In part, that's because the movie doesn't really treat its plot lines as anything more than a clothesline on which to hang numerous isn't-this-cool set pieces.
Some of them are sort of cool, to be sure, showcasing Tarantino's trademark tangy dialogue and flair for outrageous action; but what's striking the first time around becomes predictable and even a trifle annoying upon (repeated) repetition.
And while the movie's spaghetti Western-seasoned soundtrack sets an appropriately over-the-top mood -- with Shoshanna, Col. Landa and the Basterds as "The Good, the Bad and the Ugly," respectively -- the movie seems so stylized and devoid of flesh-and-blood humanity that the characters never really transcend their stereotypical origins.
Which isn't to say that some of them aren't enormously fun to watch, particularly Waltz (named best actor at this year's Cannes film festival), who imbues the urbane Col. Landa with an irresistibly smug man-you-love-to-hate energy.
He's cultured, canny, occasionally even honorable -- in marked contrast to the brutal, bloodthirsty Basterds.
They're the good guys, of course. It couldn't be otherwise during World War II on Planet Tarantino.
Contact movie critic Carol Cling at ccling@reviewjournal.com or 702-383-0272.

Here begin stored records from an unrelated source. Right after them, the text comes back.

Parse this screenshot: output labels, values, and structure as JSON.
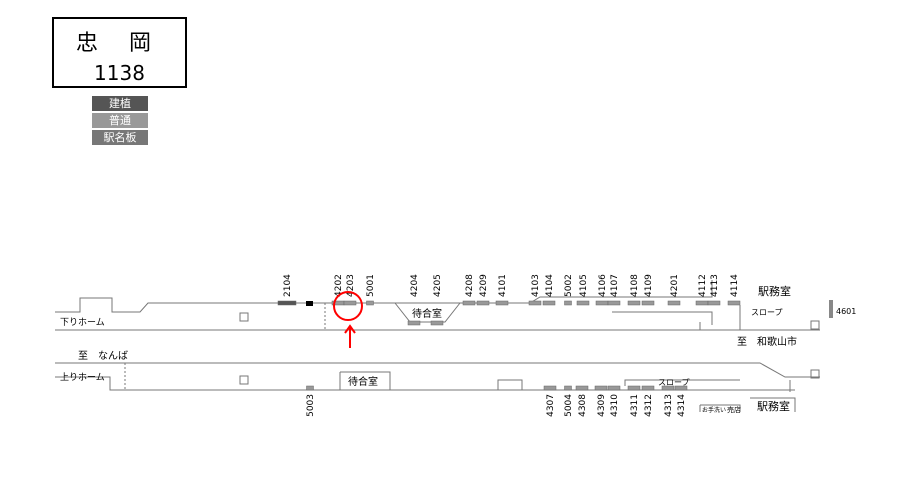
{
  "station": {
    "name": "忠 岡",
    "code": "1138"
  },
  "legend": [
    {
      "label": "建植",
      "color": "#555555"
    },
    {
      "label": "普通",
      "color": "#999999"
    },
    {
      "label": "駅名板",
      "color": "#777777"
    }
  ],
  "down_platform": {
    "label": "下りホーム",
    "waiting_room": "待合室",
    "station_office": "駅務室",
    "slope": "スロープ",
    "direction": "至　和歌山市",
    "boards": [
      "2104",
      "4202",
      "4203",
      "5001",
      "4204",
      "4205",
      "4208",
      "4209",
      "4101",
      "4103",
      "4104",
      "5002",
      "4105",
      "4106",
      "4107",
      "4108",
      "4109",
      "4201",
      "4112",
      "4113",
      "4114"
    ],
    "side_board": "4601"
  },
  "up_platform": {
    "label": "上りホーム",
    "direction": "至　なんば",
    "waiting_room": "待合室",
    "slope": "スロープ",
    "toilet": "お手洗い",
    "shop": "売店",
    "station_office": "駅務室",
    "boards": [
      "5003",
      "4307",
      "5004",
      "4308",
      "4309",
      "4310",
      "4311",
      "4312",
      "4313",
      "4314"
    ]
  },
  "highlight": {
    "board": "4203",
    "color": "#ff0000"
  }
}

Carol Cling's Movie Minute
Review
"Inglourious Basterds"
153 minutes
R; strong graphic violence, profanity, brief sexual situations
Grade: C+
at multiple locations
Deja View
Perilous anti-Nazi missions inspire a variety of World War II adventures:
"The Guns of Navarone" (1961) -- Gregory Peck, David Niven and Anthony Quinn lead saboteurs assigned to knock out the title German gun emplacement.
"The Dirty Dozen" (1967) -- An Army major (Lee Marvin) trains convicted murderers (including Charles Bronson, Jim Brown and John Cassavetes) for a mass assassination of Nazi officers.

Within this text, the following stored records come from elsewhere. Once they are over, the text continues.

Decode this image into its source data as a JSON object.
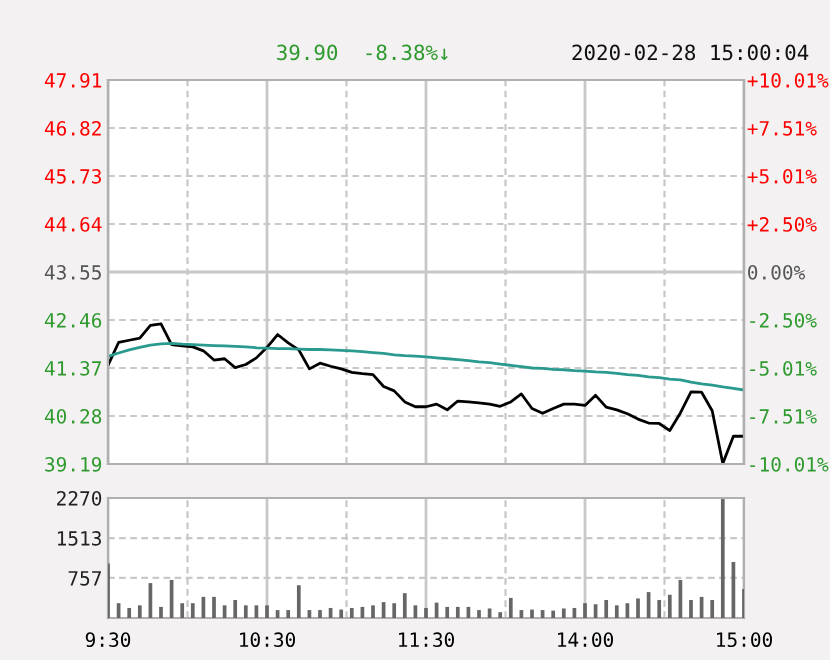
{
  "chart_data": [
    {
      "type": "line",
      "annotations": [
        "39.90",
        "-8.38%↓",
        "2020-02-28 15:00:04"
      ],
      "categories": [
        null,
        null,
        null,
        null,
        null,
        null,
        null,
        null,
        null,
        null,
        null,
        null,
        null,
        null,
        null,
        null,
        null,
        null,
        null,
        null,
        null,
        null,
        null,
        null,
        null,
        null,
        null,
        null,
        null,
        null,
        null,
        null,
        null,
        null,
        null,
        null,
        null,
        null,
        null,
        null,
        null,
        null,
        null,
        null,
        null,
        null,
        null,
        null,
        null,
        null,
        null,
        null,
        null,
        null,
        null,
        null,
        null,
        null,
        null,
        null,
        null
      ],
      "series": [
        {
          "color": "#000000",
          "values": [
            41.43,
            41.95,
            42.0,
            42.05,
            42.34,
            42.37,
            41.9,
            41.87,
            41.85,
            41.76,
            41.55,
            41.58,
            41.38,
            41.45,
            41.6,
            41.84,
            42.13,
            41.94,
            41.78,
            41.35,
            41.48,
            41.41,
            41.35,
            41.27,
            41.24,
            41.22,
            40.95,
            40.85,
            40.6,
            40.49,
            40.49,
            40.55,
            40.42,
            40.62,
            40.6,
            40.58,
            40.55,
            40.5,
            40.6,
            40.78,
            40.45,
            40.34,
            40.45,
            40.55,
            40.55,
            40.52,
            40.75,
            40.48,
            40.42,
            40.33,
            40.21,
            40.12,
            40.11,
            39.95,
            40.35,
            40.83,
            40.82,
            40.4,
            39.2,
            39.82,
            39.82
          ]
        },
        {
          "color": "#2a9a8e",
          "values": [
            41.63,
            41.71,
            41.78,
            41.84,
            41.89,
            41.92,
            41.93,
            41.91,
            41.9,
            41.89,
            41.88,
            41.87,
            41.86,
            41.85,
            41.83,
            41.82,
            41.81,
            41.81,
            41.8,
            41.79,
            41.79,
            41.78,
            41.77,
            41.76,
            41.74,
            41.72,
            41.7,
            41.67,
            41.65,
            41.64,
            41.62,
            41.6,
            41.58,
            41.56,
            41.54,
            41.51,
            41.49,
            41.46,
            41.43,
            41.4,
            41.37,
            41.36,
            41.34,
            41.33,
            41.31,
            41.3,
            41.28,
            41.27,
            41.25,
            41.22,
            41.2,
            41.17,
            41.15,
            41.12,
            41.1,
            41.05,
            41.01,
            40.98,
            40.94,
            40.91,
            40.87
          ]
        }
      ],
      "ylim": [
        39.19,
        47.91
      ],
      "yticks": [
        47.91,
        46.82,
        45.73,
        44.64,
        43.55,
        42.46,
        41.37,
        40.28,
        39.19
      ],
      "y2lim": [
        -10.01,
        10.01
      ],
      "y2ticks": [
        {
          "value": 10.01,
          "label": "+10.01%"
        },
        {
          "value": 7.51,
          "label": "+7.51%"
        },
        {
          "value": 5.01,
          "label": "+5.01%"
        },
        {
          "value": 2.5,
          "label": "+2.50%"
        },
        {
          "value": 0,
          "label": "0.00%"
        },
        {
          "value": -2.5,
          "label": "-2.50%"
        },
        {
          "value": -5.01,
          "label": "-5.01%"
        },
        {
          "value": -7.51,
          "label": "-7.51%"
        },
        {
          "value": -10.01,
          "label": "-10.01%"
        }
      ],
      "grid": true
    },
    {
      "type": "bar",
      "color": "#666666",
      "categories": [
        "9:30",
        null,
        null,
        null,
        null,
        null,
        null,
        null,
        null,
        null,
        null,
        null,
        null,
        null,
        null,
        "10:30",
        null,
        null,
        null,
        null,
        null,
        null,
        null,
        null,
        null,
        null,
        null,
        null,
        null,
        null,
        "11:30",
        null,
        null,
        null,
        null,
        null,
        null,
        null,
        null,
        null,
        null,
        null,
        null,
        null,
        null,
        "14:00",
        null,
        null,
        null,
        null,
        null,
        null,
        null,
        null,
        null,
        null,
        null,
        null,
        null,
        null,
        "15:00"
      ],
      "values": [
        1030,
        280,
        190,
        240,
        660,
        210,
        720,
        280,
        280,
        400,
        400,
        240,
        340,
        240,
        240,
        240,
        150,
        150,
        620,
        150,
        150,
        190,
        160,
        190,
        210,
        240,
        300,
        280,
        470,
        240,
        190,
        290,
        210,
        210,
        210,
        150,
        180,
        110,
        380,
        150,
        160,
        150,
        140,
        180,
        190,
        280,
        260,
        340,
        240,
        280,
        370,
        490,
        340,
        440,
        720,
        340,
        400,
        340,
        2250,
        1060,
        550
      ],
      "ylim": [
        0,
        2270
      ],
      "yticks": [
        757,
        1513,
        2270
      ],
      "grid": true
    }
  ]
}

"The Devil's Brigade" (1968) -- A U.S. colonel (William Holden) new to combat molds American misfits and Canadian troops into a special forces unit.
"Play Dirty" (1968) -- In North Africa, a British oil executive (Michael Caine) clashes with higher-ups on a daring mission 400 miles behind German lines.
"Where Eagles Dare" (1968) -- A British agent (Richard Burton) and an American assassin (Clint Eastwood) rescue a captured U.S. general from a German stronghold.